While analyzing the painting “Mike Brown’s Body,” Brady said, “When you look at this doll, it is also painted in the same way as he paints himself. So, he doesn’t focus too much on one thing to make it more important. They’re both equal. They mirror each other.”
Junior Hannah Nebitt added she likes the juxtaposition between the doll’s skin color and the artist’s skin color.
Another repeated image throughout Dixon’s work is masks. The masks depicted include a pig, an eagle, and a white mask all shown to represent the systems of oppression. Dixon said they’re covering up, changing, and hiding the face to portray the fact that the status quo is racist.
“If you are not actively working against that system of oppression, you’re benefitting. Therefore, you’re participating,” he said.
Dixon also likes to play with different kinds of backgrounds. He uses a light blue background in all of his paintings besides “Here’s Lookin’ at You Kid,” which is neutral gray in color. He said both the light blue and gray backgrounds have the same job – to push the background back and make the warm-colored figure come forward.

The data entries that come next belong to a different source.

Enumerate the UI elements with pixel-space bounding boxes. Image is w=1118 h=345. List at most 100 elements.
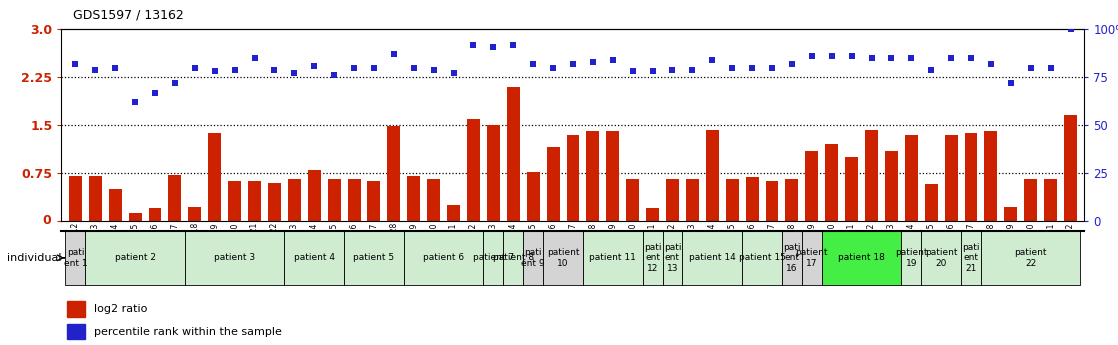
Text: patient 7: patient 7 bbox=[473, 253, 514, 263]
Point bbox=[246, 55, 264, 61]
Point bbox=[963, 55, 980, 61]
Bar bbox=[781, 231, 802, 285]
Point bbox=[425, 67, 443, 72]
Bar bbox=[67, 301, 85, 317]
Bar bbox=[149, 208, 161, 221]
Bar bbox=[802, 231, 822, 285]
Point bbox=[206, 69, 224, 74]
Text: patient 4: patient 4 bbox=[294, 253, 334, 263]
Text: log2 ratio: log2 ratio bbox=[94, 304, 148, 314]
Bar bbox=[626, 179, 639, 221]
Bar bbox=[885, 150, 898, 221]
Bar bbox=[786, 179, 798, 221]
Bar bbox=[985, 131, 997, 221]
Text: GDS1597 / 13162: GDS1597 / 13162 bbox=[73, 9, 183, 22]
Bar bbox=[184, 231, 284, 285]
Point bbox=[66, 61, 84, 67]
Point bbox=[922, 67, 940, 72]
Bar bbox=[904, 135, 918, 221]
Point bbox=[504, 42, 522, 47]
Point bbox=[285, 71, 303, 76]
Bar bbox=[1024, 179, 1038, 221]
Bar bbox=[845, 157, 859, 221]
Text: patient 11: patient 11 bbox=[589, 253, 636, 263]
Point bbox=[783, 61, 800, 67]
Point bbox=[723, 65, 741, 70]
Point bbox=[644, 69, 662, 74]
Bar bbox=[407, 176, 420, 221]
Text: patient 5: patient 5 bbox=[353, 253, 395, 263]
Point bbox=[544, 65, 562, 70]
Point bbox=[1042, 65, 1060, 70]
Point bbox=[1062, 27, 1080, 32]
Text: pati
ent
13: pati ent 13 bbox=[664, 243, 681, 273]
Point bbox=[405, 65, 423, 70]
Point bbox=[624, 69, 642, 74]
Text: individual: individual bbox=[7, 253, 61, 263]
Bar bbox=[208, 134, 221, 221]
Point bbox=[1022, 65, 1040, 70]
Bar bbox=[108, 189, 122, 221]
Bar bbox=[487, 125, 500, 221]
Point bbox=[902, 55, 920, 61]
Point bbox=[604, 57, 622, 63]
Bar bbox=[865, 130, 878, 221]
Bar bbox=[582, 231, 643, 285]
Bar bbox=[766, 181, 778, 221]
Bar bbox=[901, 231, 921, 285]
Bar bbox=[682, 231, 742, 285]
Bar bbox=[169, 175, 181, 221]
Bar bbox=[742, 231, 781, 285]
Bar bbox=[188, 207, 201, 221]
Bar bbox=[726, 179, 739, 221]
Text: patient 6: patient 6 bbox=[423, 253, 464, 263]
Text: patient 15: patient 15 bbox=[739, 253, 786, 263]
Text: pati
ent
12: pati ent 12 bbox=[644, 243, 662, 273]
Point bbox=[823, 53, 841, 59]
Bar bbox=[822, 231, 901, 285]
Bar bbox=[686, 179, 699, 221]
Bar bbox=[268, 183, 281, 221]
Point bbox=[942, 55, 960, 61]
Point bbox=[265, 67, 283, 72]
Bar bbox=[447, 205, 459, 221]
Bar bbox=[646, 208, 659, 221]
Bar bbox=[705, 130, 719, 221]
Point bbox=[385, 51, 402, 57]
Point bbox=[882, 55, 900, 61]
Point bbox=[86, 67, 104, 72]
Bar bbox=[85, 231, 184, 285]
Bar bbox=[543, 231, 582, 285]
Bar bbox=[67, 324, 85, 339]
Bar bbox=[606, 131, 619, 221]
Point bbox=[325, 72, 343, 78]
Point bbox=[345, 65, 363, 70]
Bar bbox=[523, 231, 543, 285]
Point bbox=[764, 65, 781, 70]
Bar bbox=[503, 231, 523, 285]
Bar bbox=[69, 176, 82, 221]
Bar bbox=[368, 181, 380, 221]
Bar bbox=[547, 147, 559, 221]
Text: patient 14: patient 14 bbox=[689, 253, 736, 263]
Point bbox=[563, 61, 581, 67]
Bar bbox=[746, 177, 758, 221]
Point bbox=[464, 42, 482, 47]
Point bbox=[484, 44, 502, 49]
Text: percentile rank within the sample: percentile rank within the sample bbox=[94, 327, 282, 337]
Bar bbox=[925, 184, 938, 221]
Point bbox=[703, 57, 721, 63]
Text: patient
20: patient 20 bbox=[925, 248, 957, 268]
Bar bbox=[587, 131, 599, 221]
Bar bbox=[961, 231, 980, 285]
Bar bbox=[129, 213, 142, 221]
Bar bbox=[328, 179, 341, 221]
Text: pati
ent 1: pati ent 1 bbox=[64, 248, 87, 268]
Point bbox=[524, 61, 542, 67]
Bar bbox=[980, 231, 1080, 285]
Bar bbox=[663, 231, 682, 285]
Bar bbox=[427, 179, 440, 221]
Bar bbox=[965, 133, 977, 221]
Point bbox=[843, 53, 861, 59]
Text: 0: 0 bbox=[42, 214, 51, 227]
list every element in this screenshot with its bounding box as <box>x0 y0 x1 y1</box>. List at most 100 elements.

“The background is kind of baby blue. It’s pleasing. It’s very inviting. But the content is a little more difficult. So what [the background] does is it brings you into the painting, but then as you start to absorb the content, it’s this collision of this kind of pleasing, inviting space with something that’s intense and tougher,” he said.
There are about 40 pieces in the series, Dixon said. Some of them illustrate blackface, which Dixon said acts as a metaphor for his existence and carries a lot of “historical weight,” provoking some resistance and criticism from his viewers.
“We have to talk about it honestly and openly and frequently and often and in safe spaces. ... People think that if we don’t talk about it, it will go away, but I feel like we need to talk about it a lot more than we are,” Dixon said.
While at graduate school in Boulder, Colorado, Dixon said he saw a lot of racial tension. In order to produce a conversation about race, Dixon put up a painting in front of the university showcasing a multitude of racial stereotypes. The painting was his “most successful,” but for the wrong reason, he said.
The community thought it was a hate crime, took the piece down, and called the police, he said. Channel 4 News was called in response to an angry mob of people who gathered and Dixon was forced to hold a conference about his intentions. During the conference, Dixon noted that people began to tell their stories and speak their truths.
“It started to create some dialogue that needed to happen. ... If my work is creating a conversation, I think it’s doing the work that needs to be done,” he said. “What is black? What is white? It’s a construct. It doesn’t exist. It’s a social construct. However, we all are entitled to identify how we want to identify. You can’t tell me what I am, and I can’t tell you what you are.”